The SC had directed the third respondent that is the chairman of the LCL may terminate the contract to award the tender to the earlier 5th highest bidder. The officials have clung on to the word ‘may’ and later sought the opinion of the Attorney General (AG) to interpret the judgment delivered by the SC.

The counsel at the AG’s Department cannot interpret the judgment of the SC, but the SC itself. However, the Attorney General’s Department instructs to further retain the tender awarded to the 5th lowest bidder until such period and consequently to conduct a fresh tender.

?What was the decision of the Cabinet?

A: The minister opposes this decision at the Cabinet and in response the Prime Minister directs the issue to the Cabinet Economic Subcommittee. I received a Cabinet decision simultaneously directing me to award the tender to the 5th lowest bidder, with two clauses included in the specifications not regarded during the TEC process. As the Chairman of LCL I complied with the Cabinet decision and simultaneously complained the flaws of the decision. I had the courage to do the right thing and put all these in my letter sent to the relevant authorities.

?So, what paved the way to your removal?

A: Just a week ago LCL floated the tender to purchase 2.2 million tons of coal for 2017. So it is obvious that keeping me in the position would cause serious effect to their income. So I was sacked.
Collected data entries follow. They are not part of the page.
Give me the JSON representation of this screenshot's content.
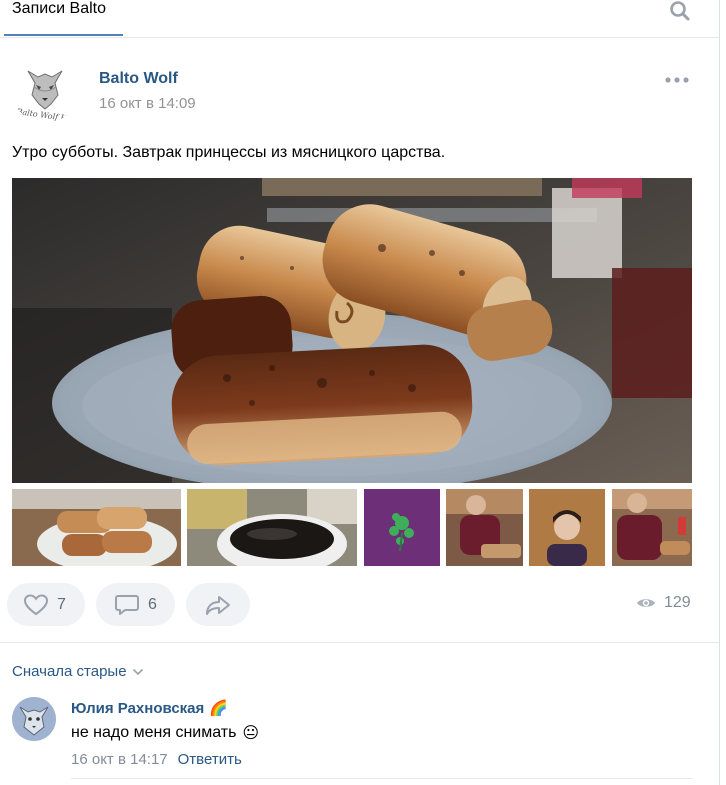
{
  "header": {
    "tab_label": "Записи Balto"
  },
  "post": {
    "author": "Balto Wolf",
    "date": "16 окт в 14:09",
    "text": "Утро субботы. Завтрак принцессы из мясницкого царства.",
    "avatar_caption": "Balto Wolf HD",
    "photos": {
      "main": "grilled-pita-rolls-photo",
      "thumbnails": [
        "rolls-on-plate-photo",
        "cup-of-coffee-photo",
        "green-brooch-photo",
        "person-at-table-photo",
        "person-portrait-photo",
        "person-eating-photo"
      ]
    },
    "likes": "7",
    "comments": "6",
    "views": "129"
  },
  "comments_section": {
    "sort_label": "Сначала старые",
    "comments": [
      {
        "author": "Юлия Рахновская",
        "author_emoji": "🌈",
        "text": "не надо меня снимать",
        "text_emoji": "😐",
        "date": "16 окт в 14:17",
        "reply_label": "Ответить"
      }
    ]
  },
  "colors": {
    "link": "#2a5885",
    "accent": "#5181b8",
    "muted": "#939393",
    "button_bg": "#f0f2f5"
  }
}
?Dont you think the specifications of a commodity should be evolved as per the industry condition?

A: Yes. But in this instance it was done during a tender. It is the duty of the CEB to set the new standards after a careful study.

?In the report the Auditor General says, “The transportation of coal should be tendered to preserve the transparency”. What does this mean?
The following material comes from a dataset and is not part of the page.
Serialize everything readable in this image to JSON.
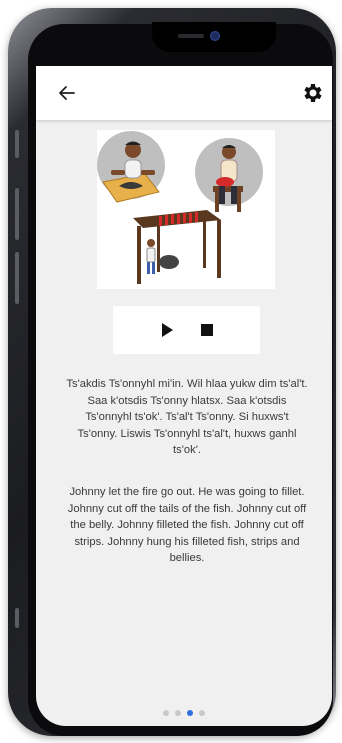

A: This is partially correct. The Cabinet had taken a decision to sublet all the transportation activities to Ceylon Shipping Lines (CSL) since it is a government subsidiary. We suggested calling for tenders on CIF and FOB basis. We requested the bidders to match the price of CIF in freight and barging. We still gave the shipping to CSL.

?What made the officials to have a grudge against you?

A: I did all this with honest intentions. However, we should understand there is a mafia operating in the industry. They tried to single me out when I was a threatening obstacle in their eyes. They have humiliated me by publicly stating that I have affiliations to Nobel Resources (Pvt) Ltd. There were some adverse statements made in Parliament by some members. Since I have never got a ‘Nobel Price’ it does not affect me.

?Are you a board member of the Nobel Resources (Pvt) Ltd?

A: Not at all. I have no affiliation to any of the suppliers. This is a story the people who wanted to remove me spread.